To help me manage my PTSD I got a service dog, his name is Loki and he’s a German Shepherd. He wears a vest and 2 1he can go wherever I go. Loki is amazing, he follows me from room to room. Some people might be annoyed but he’s learning my triggers that set me off. I can’t tell why I’m angry but I can tell you I’m angry so he’s helped me with that.

I do an outreach program with Officer Yeager of the Falls Township Police Department. I go around to schools and talk to students. It’s not about mental illness, but rather about not making mistakes because once you get stuck in the system you can never get out.

Recovery Journey Final Thoughts

Going down to Florida to TTC was an eye opener for me. A lot of the kids that were in treatment with me never learned basic life skills.
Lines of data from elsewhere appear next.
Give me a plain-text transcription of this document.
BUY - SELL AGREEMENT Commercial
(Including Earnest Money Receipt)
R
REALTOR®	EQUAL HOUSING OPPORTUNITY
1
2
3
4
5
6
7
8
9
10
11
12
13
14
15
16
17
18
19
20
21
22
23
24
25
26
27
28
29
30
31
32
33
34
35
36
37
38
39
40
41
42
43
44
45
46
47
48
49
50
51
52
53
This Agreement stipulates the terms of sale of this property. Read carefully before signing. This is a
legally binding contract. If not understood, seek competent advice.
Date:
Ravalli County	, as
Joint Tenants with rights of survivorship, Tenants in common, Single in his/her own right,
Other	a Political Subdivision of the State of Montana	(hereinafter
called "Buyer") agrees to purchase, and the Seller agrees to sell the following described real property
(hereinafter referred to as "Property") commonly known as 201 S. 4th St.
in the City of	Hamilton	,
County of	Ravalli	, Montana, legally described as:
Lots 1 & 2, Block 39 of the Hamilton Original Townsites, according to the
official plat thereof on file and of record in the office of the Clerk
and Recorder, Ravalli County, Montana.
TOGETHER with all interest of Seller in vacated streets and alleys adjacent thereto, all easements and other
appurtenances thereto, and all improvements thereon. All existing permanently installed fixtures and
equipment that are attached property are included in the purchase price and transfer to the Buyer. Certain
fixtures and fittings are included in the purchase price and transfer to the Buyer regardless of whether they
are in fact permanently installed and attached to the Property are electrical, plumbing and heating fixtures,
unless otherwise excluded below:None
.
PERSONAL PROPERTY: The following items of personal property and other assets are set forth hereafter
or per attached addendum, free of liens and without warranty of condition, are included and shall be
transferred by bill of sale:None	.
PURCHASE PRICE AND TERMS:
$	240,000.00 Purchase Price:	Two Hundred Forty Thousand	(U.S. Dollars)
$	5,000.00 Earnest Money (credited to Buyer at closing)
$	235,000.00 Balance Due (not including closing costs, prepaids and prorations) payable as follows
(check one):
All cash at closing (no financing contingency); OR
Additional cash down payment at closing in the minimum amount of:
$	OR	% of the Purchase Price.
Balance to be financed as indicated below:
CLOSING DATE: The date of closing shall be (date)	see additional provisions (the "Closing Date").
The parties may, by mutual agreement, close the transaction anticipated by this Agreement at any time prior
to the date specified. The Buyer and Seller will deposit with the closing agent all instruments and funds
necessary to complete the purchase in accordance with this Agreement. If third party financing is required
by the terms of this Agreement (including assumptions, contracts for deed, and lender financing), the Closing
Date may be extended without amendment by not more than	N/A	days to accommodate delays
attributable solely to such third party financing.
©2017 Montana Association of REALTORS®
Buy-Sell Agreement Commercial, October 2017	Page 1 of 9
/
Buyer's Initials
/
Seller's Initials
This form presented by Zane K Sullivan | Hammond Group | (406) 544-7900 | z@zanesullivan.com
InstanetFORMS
They didn’t know how to cook so they were all amazed when I started cooking for everyone. But someone took me aside and said, “You’re no longer a cop here, you are here to work on yourself not help others.” That was very difficult for me because as a Sergeant, I was used to taking care of everyone but it was me that needed the help.

Life isn’t on hold when you are in treatment, it’s still going on even when you’re not there. All your old problems and triggers are still going to be there when you get back home so you must be prepared for it. I finally figured it out – I could either sit around and drink all day or I could do something productive. It’s an amazing feeling to be able to reach out to someone and help them not fall into that hole of drug or alcohol addiction.